Josepha Madigan. Photo: Gerry Mooney

Josepha Madigan. Photo: Gerry Mooney

Josepha Madigan. Photo: Gerry Mooney

Josepha Madigan has declared herself to be a “dedicated feminist” as she called for more feminist women in leadership roles, saying that “we have not achieved full equality in this country”.

Speaking at the Fem Fest, hosted by Orla O’Connor for the National Women’s Council of Ireland, the Culture Minister said that, 100 years after the first Dáil sitting, there is a need for more feminists in power.

“I was interested in hearing what Orla O’Connor said earlier,” she said.

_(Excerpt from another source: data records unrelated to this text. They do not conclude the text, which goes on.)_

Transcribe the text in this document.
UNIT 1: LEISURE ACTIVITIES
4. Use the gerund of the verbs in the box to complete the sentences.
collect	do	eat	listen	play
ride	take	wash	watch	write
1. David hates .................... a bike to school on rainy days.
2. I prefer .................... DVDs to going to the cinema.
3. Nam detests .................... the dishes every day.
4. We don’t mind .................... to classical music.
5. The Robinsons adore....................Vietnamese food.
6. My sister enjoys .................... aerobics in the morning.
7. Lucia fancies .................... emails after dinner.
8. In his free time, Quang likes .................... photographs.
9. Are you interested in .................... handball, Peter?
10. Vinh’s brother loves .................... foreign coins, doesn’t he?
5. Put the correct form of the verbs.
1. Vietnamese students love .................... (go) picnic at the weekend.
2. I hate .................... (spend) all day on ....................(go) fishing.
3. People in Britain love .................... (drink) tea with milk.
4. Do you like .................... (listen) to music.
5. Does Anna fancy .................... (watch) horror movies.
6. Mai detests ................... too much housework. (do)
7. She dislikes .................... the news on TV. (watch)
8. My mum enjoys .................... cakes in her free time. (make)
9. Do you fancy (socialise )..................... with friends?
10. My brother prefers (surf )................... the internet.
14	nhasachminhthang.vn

“That it’s not just about having more women in leadership, it’s about having more feminist women.

“I can assure you ladies, I am a dedicated feminist.”

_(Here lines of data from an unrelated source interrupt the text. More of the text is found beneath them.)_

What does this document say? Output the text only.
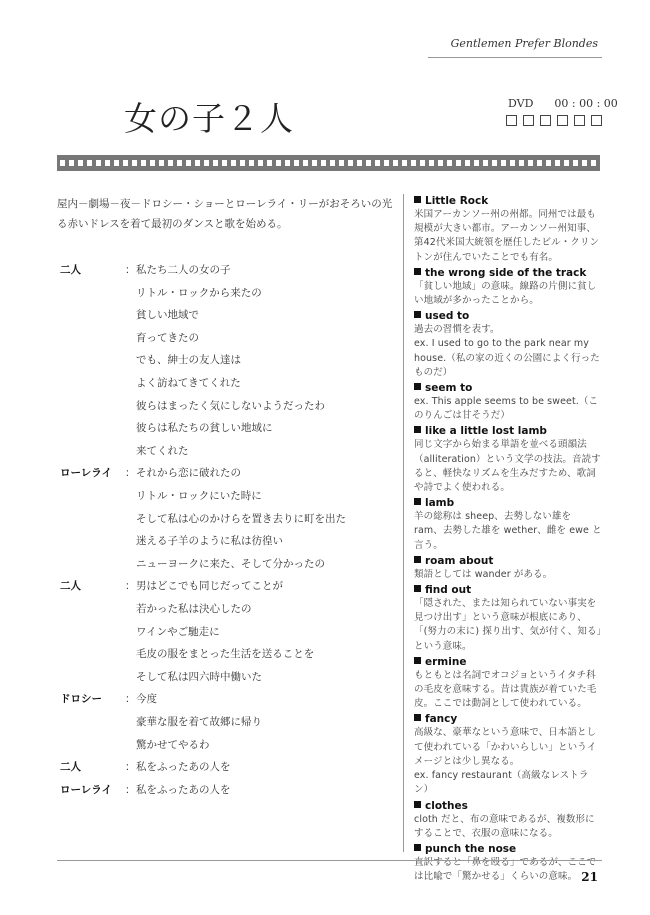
Gentlemen Prefer Blondes
女の子２人	DVD 00 : 00 : 00
屋内－劇場－夜－ドロシー・ショーとローレライ・リーがおそろいの光る赤いドレスを着て最初のダンスと歌を始める。
二人	： 私たち二人の女の子
リトル・ロックから来たの
貧しい地域で
育ってきたの
でも、紳士の友人達は
よく訪ねてきてくれた
彼らはまったく気にしないようだったわ
彼らは私たちの貧しい地域に
来てくれた
ローレライ ： それから恋に破れたの
リトル・ロックにいた時に
そして私は心のかけらを置き去りに町を出た
迷える子羊のように私は彷徨い
ニューヨークに来た、そして分かったの
二人	： 男はどこでも同じだってことが
若かった私は決心したの
ワインやご馳走に
毛皮の服をまとった生活を送ることを
そして私は四六時中働いた
ドロシー ： 今度
豪華な服を着て故郷に帰り
驚かせてやるわ
二人	： 私をふったあの人を
ローレライ ： 私をふったあの人を
Little Rock
米国アーカンソー州の州都。同州では最も規模が大きい都市。アーカンソー州知事、第42代米国大統領を歴任したビル・クリントンが住んでいたことでも有名。
the wrong side of the track
「貧しい地域」の意味。線路の片側に貧しい地域が多かったことから。
used to
過去の習慣を表す。
ex. I used to go to the park near my house.（私の家の近くの公園によく行ったものだ）
seem to
ex. This apple seems to be sweet.（このりんごは甘そうだ）
like a little lost lamb
同じ文字から始まる単語を並べる頭韻法（alliteration）という文学の技法。音読すると、軽快なリズムを生みだすため、歌詞や詩でよく使われる。
lamb
羊の総称は sheep、去勢しない雄を ram、去勢した雄を wether、雌を ewe と言う。
roam about
類語としては wander がある。
find out
「隠された、または知られていない事実を見つけ出す」という意味が根底にあり、「(努力の末に) 探り出す、気が付く、知る」という意味。
ermine
もともとは名詞でオコジョというイタチ科の毛皮を意味する。昔は貴族が着ていた毛皮。ここでは動詞として使われている。
fancy
高級な、豪華なという意味で、日本語として使われている「かわいらしい」というイメージとは少し異なる。
ex. fancy restaurant（高級なレストラン）
clothes
cloth だと、布の意味であるが、複数形にすることで、衣服の意味になる。
punch the nose
直訳すると「鼻を殴る」であるが、ここでは比喩で「驚かせる」くらいの意味。 21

The Dublin Rathdown minister, whose department funded the Fem Fest, highlighted the historical inequality that once faced women in Ireland, who have shared equal voting rights with men for less than 100 years.

Mrs Madigan, who is just the 19th female Minister in Irish cabinet, hailed the work of the first, Countess Markievicz, but claimed that full equality has yet to be achieved. Countess Markievicz stood for election just over 100 years ago and was the first woman elected, in 1919, with 7,835 votes or 65.9pc of the poll in the constituency of Dublin St. Patricks.

“I regret having to say, 100 years on Countess Markievicz's work remains unfinished,” Ms Madigan said.

“One  hundred years on, we have not achieved full equality in this country. At 22pc in Dáil Éireann and 32pc in Seanad Éireann, female representation in the houses of the Oireachtas is way behind what it should be.

“We must take up the mantle once worn by Countess Markievicz and so many inspiring women like her and work to ensure that our progress continues.

“It is not that women are better or worse than men, but that we do bring a different prospective, a prospective that is sorely needed not just in government but throughout our society.

“We know from experience that diversity of opinion leads to better decision making and the good news is that we are making progress.”